You can't end up in jail for being unaware of one of the drivers you don't use.
> My belief is in bettering the world through regulation rather than individual choice.

If you can only choose between these, I agree.

But being an engineer who contributes to industry, you can better the world through massively adopted technology.

If you are a road worker and you fix a hole in the road, it might contribute to thousands of cases of vehicles needing repair later.

If you work on battery systems, auto-pilot, or logistics, you can reduce consumption on a massive scale.

But you don't necessarily need to sacrifice anything. There is most probably ethical work paying similar salary to the non-ethical one. So in that case you volunteered without pressure to make the world a more shitty place. (the "without" pressure part is probably hyperbole as finding an unethical well-paying job is probably easier)
Agreed on a some level. I just would think of not gimping the whole country by banning bad things when our enemies don't do this. For example, Germany and shutting down nuclear power.
So you want the enemies to do this first?

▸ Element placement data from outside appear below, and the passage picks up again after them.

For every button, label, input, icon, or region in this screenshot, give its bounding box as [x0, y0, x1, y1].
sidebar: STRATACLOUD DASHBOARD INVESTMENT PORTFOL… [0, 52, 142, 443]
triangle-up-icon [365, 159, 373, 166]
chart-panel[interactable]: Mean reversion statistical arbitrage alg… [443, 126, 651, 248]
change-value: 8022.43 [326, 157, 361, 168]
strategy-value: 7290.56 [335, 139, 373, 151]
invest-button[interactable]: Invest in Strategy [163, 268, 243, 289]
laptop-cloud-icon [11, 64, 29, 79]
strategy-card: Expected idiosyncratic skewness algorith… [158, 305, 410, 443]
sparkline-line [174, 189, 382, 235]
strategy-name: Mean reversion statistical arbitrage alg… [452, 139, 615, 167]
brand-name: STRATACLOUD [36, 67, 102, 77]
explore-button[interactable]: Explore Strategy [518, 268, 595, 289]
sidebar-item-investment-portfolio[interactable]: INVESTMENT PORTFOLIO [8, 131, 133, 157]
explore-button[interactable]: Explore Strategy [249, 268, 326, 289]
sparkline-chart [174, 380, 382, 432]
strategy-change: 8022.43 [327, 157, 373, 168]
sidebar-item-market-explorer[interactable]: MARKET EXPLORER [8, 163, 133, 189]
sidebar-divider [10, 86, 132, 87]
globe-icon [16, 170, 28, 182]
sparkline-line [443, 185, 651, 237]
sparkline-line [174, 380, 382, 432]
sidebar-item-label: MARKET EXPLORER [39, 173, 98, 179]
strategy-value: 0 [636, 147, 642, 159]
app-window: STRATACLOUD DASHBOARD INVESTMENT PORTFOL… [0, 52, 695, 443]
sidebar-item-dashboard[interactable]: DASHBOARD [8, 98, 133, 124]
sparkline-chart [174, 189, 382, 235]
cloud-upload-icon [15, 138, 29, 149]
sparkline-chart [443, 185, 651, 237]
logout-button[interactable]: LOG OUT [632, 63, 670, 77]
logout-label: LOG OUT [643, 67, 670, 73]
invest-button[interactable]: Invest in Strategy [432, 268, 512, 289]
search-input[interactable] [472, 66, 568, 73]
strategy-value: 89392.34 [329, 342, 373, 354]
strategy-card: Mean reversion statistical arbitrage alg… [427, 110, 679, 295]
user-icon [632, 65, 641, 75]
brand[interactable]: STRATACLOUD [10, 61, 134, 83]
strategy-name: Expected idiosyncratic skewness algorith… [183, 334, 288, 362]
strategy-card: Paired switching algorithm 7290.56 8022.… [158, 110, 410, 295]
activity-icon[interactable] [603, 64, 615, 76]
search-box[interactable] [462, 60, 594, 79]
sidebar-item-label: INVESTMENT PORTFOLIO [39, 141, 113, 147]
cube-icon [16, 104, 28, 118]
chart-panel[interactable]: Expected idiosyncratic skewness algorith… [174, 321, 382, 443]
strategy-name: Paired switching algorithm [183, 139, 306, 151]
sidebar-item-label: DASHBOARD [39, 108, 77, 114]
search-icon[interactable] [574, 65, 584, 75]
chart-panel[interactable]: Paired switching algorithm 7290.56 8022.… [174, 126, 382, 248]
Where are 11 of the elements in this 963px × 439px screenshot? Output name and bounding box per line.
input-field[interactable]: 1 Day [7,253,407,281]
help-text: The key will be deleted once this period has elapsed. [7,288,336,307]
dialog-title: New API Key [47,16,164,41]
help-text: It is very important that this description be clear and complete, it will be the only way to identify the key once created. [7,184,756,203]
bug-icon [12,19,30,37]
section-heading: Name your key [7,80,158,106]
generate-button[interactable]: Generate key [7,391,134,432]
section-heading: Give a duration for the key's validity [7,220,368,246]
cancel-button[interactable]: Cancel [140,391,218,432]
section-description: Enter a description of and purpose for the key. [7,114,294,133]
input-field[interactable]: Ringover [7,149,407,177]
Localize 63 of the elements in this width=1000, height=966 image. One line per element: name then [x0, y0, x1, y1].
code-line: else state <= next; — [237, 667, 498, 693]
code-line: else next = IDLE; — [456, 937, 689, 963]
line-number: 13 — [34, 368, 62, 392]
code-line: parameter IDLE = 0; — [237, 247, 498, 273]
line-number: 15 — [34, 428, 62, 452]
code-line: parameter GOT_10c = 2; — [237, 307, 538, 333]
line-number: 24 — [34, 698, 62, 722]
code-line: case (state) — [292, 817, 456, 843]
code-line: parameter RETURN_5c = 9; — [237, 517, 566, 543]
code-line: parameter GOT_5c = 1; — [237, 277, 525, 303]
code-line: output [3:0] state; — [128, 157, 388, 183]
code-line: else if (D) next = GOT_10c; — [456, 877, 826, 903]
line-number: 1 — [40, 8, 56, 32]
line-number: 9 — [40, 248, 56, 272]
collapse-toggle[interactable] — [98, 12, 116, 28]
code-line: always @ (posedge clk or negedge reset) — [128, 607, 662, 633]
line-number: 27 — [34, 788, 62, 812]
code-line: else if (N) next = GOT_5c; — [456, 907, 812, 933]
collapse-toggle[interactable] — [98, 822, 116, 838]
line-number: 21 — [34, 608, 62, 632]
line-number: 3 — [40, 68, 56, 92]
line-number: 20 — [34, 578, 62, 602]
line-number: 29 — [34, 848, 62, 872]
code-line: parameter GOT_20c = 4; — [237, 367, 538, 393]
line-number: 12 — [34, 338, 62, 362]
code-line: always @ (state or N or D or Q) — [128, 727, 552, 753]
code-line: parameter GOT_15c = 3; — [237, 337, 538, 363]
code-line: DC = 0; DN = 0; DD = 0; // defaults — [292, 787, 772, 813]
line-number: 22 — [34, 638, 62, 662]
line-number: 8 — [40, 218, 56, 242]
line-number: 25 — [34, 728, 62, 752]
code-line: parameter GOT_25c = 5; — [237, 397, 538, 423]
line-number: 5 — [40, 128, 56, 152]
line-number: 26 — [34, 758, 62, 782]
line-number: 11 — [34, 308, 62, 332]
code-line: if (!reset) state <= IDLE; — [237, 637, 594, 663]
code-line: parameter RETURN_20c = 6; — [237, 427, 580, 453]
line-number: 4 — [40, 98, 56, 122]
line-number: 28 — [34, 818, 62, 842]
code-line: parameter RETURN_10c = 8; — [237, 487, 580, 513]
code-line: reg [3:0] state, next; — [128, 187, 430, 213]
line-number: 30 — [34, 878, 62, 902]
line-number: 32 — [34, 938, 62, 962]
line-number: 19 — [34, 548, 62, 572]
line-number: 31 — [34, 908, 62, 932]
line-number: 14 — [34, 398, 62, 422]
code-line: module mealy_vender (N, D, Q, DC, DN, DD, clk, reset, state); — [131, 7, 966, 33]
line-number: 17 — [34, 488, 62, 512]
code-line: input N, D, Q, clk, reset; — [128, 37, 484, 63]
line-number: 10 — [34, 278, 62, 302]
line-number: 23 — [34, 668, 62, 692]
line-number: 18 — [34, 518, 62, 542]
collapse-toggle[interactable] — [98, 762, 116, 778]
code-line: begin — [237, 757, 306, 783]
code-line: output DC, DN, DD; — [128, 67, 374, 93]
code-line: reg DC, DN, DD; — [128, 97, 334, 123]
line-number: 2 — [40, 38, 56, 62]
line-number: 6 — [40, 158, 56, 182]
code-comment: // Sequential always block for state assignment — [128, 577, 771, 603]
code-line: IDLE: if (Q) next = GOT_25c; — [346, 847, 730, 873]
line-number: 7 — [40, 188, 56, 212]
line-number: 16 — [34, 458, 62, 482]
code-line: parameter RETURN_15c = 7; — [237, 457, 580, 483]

How realistic is that. Sounds like you are ok with a stale mate
Either both, via some treaty for example, or no one.

Nuclear treaties were working up till some time.

Generally diplomacy works, but you need to have both the stick and the carrot. "West" has been using only carrots for way too long.

I don't understand what your proposal is here. You talk about diplomacy but then using the "stick". So do you think enemies should be threatened with the stick if they don't shut down nuclear powers as well?